Sulla possibilità di reiterazione poggió la decisione della custodia cautelare del gip: la possibilità di nuocere a se stesso visto l'atteggiamento riscontrato dagli inquirenti già dall'arresto operato in via Albalonga, a San Giovanni. Quel giorno sarebbe stato l'ultimo vissuto da Paola, la moglie dell'informatico affetta da depressione. «Non volevo più che soffrisse», disse l'uomo ai carabinieri arrivati a casa. Era disteso anche lui sul letto, come la moglie che l'uomo avrebbe voluto seguire.
 

 

Un coltello da cucina puntato alla gola e la minaccia rivolta agli investigatori: «L'ho soffocata, mi ammazzo non avvicinatevi». Questo il quadro davanti al quale si trovarono i militari del Nucleo Investigativo di piazza Dante. Poi la lunga trattativa e le lacrime del presunto omicida: «Scusate, dovevo farlo», avrebbe spiegato l'uomo una volta portato via.
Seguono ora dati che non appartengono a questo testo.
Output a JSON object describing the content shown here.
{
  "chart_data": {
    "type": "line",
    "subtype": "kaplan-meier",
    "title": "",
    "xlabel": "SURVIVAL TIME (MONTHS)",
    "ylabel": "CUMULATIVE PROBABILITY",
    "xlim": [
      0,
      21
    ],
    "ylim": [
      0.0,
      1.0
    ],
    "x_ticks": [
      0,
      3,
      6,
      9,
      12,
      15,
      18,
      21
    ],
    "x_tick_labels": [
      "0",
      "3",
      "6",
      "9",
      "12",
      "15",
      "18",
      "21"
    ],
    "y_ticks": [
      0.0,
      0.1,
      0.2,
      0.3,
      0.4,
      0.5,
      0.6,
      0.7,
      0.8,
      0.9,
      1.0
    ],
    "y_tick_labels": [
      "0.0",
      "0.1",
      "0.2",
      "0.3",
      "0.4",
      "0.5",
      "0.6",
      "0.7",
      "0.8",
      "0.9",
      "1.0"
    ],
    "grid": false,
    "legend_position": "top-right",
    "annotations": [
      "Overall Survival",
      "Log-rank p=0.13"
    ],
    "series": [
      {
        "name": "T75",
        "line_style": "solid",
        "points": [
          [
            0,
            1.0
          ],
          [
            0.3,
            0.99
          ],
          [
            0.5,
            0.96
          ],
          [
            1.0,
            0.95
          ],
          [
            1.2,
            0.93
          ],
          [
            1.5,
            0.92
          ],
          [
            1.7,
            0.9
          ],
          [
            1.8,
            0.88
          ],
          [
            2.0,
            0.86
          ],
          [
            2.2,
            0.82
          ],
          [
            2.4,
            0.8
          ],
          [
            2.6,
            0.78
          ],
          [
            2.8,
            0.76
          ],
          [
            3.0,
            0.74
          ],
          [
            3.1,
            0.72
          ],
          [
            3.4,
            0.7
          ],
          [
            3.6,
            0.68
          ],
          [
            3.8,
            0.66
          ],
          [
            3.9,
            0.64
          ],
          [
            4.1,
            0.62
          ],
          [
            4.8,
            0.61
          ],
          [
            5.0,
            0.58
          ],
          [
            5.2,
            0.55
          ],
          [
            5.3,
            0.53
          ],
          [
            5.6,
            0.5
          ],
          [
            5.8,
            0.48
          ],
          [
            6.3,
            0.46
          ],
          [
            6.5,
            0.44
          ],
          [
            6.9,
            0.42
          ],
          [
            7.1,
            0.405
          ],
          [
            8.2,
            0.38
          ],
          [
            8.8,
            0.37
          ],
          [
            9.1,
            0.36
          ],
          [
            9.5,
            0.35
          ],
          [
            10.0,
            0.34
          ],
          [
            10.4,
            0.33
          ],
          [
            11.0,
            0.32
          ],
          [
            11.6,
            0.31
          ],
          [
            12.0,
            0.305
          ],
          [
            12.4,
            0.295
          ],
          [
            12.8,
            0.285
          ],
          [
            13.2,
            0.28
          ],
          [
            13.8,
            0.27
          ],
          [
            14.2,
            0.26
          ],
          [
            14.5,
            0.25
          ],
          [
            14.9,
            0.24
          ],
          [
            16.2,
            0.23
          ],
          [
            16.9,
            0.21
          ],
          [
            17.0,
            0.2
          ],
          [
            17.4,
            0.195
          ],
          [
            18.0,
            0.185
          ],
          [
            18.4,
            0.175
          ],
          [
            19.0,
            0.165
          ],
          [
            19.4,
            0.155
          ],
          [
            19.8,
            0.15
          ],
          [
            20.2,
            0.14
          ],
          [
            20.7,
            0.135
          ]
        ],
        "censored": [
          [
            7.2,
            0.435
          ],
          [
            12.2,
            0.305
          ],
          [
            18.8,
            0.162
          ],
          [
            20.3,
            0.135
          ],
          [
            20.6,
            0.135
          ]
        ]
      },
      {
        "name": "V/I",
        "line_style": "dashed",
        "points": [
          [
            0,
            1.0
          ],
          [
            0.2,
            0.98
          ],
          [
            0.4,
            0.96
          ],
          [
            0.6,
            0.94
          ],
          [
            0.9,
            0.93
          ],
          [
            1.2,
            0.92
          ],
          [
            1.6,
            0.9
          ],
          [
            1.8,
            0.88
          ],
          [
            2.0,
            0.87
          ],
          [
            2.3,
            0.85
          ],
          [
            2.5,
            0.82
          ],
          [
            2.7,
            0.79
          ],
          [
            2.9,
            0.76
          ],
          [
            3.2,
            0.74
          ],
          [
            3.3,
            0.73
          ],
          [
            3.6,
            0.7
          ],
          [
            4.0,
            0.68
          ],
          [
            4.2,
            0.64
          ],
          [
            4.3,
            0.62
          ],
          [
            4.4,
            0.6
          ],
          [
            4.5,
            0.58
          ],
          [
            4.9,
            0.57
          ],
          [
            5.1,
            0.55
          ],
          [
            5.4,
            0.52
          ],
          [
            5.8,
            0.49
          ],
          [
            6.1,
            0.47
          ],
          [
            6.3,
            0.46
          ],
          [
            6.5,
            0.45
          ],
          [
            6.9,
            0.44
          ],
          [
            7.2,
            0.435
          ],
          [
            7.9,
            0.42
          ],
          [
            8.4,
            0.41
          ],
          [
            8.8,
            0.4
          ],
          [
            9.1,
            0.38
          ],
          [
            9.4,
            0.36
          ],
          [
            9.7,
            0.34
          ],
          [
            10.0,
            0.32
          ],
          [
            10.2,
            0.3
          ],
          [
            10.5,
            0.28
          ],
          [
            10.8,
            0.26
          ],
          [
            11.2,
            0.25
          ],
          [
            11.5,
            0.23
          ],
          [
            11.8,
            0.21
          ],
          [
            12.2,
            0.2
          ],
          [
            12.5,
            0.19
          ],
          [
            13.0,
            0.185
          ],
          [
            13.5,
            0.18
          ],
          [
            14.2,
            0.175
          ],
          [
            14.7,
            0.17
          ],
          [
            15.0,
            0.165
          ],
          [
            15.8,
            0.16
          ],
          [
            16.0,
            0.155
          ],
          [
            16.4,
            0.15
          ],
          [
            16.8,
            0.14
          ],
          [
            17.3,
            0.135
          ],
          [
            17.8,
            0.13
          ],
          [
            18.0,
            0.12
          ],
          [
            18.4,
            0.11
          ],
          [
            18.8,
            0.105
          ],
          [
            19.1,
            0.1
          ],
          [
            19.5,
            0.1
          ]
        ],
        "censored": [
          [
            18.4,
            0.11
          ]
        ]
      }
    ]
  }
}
Le motivazioni del gesto sarebbero state contenute in una memoria scritta nella quale sarebbero state descritte le sofferenze davanti alle quali, a suo dire, non sarebbe «valso più a nulla andare avanti».
Gli inquirenti, oltre al risultato dell'autopsia disposta dall'autorità giudiziaria, fecero luce sugli ultimi giorni della coppia vissuti all'ombra della depressione che avrebbe consumato le energie di Pancianeschi. Un solo elemento, come ha evidenziato lo stesso arrestato durante l'udienza di convalida di fronte al gip, era rimasto costante e immutabile: la volontà di porre fine alla sua vita, come dimostrato inizialmente in quei tragici attimi che i carabinieri hanno vissuto aprendo il portone dietro al quale i due giacevano distesi a letto l'una al fianco dell'altro. Ad aspettare la sentenza del gup erano presenti i fratelli della vittima, rappresentati dall'avvocato Marco Benucci.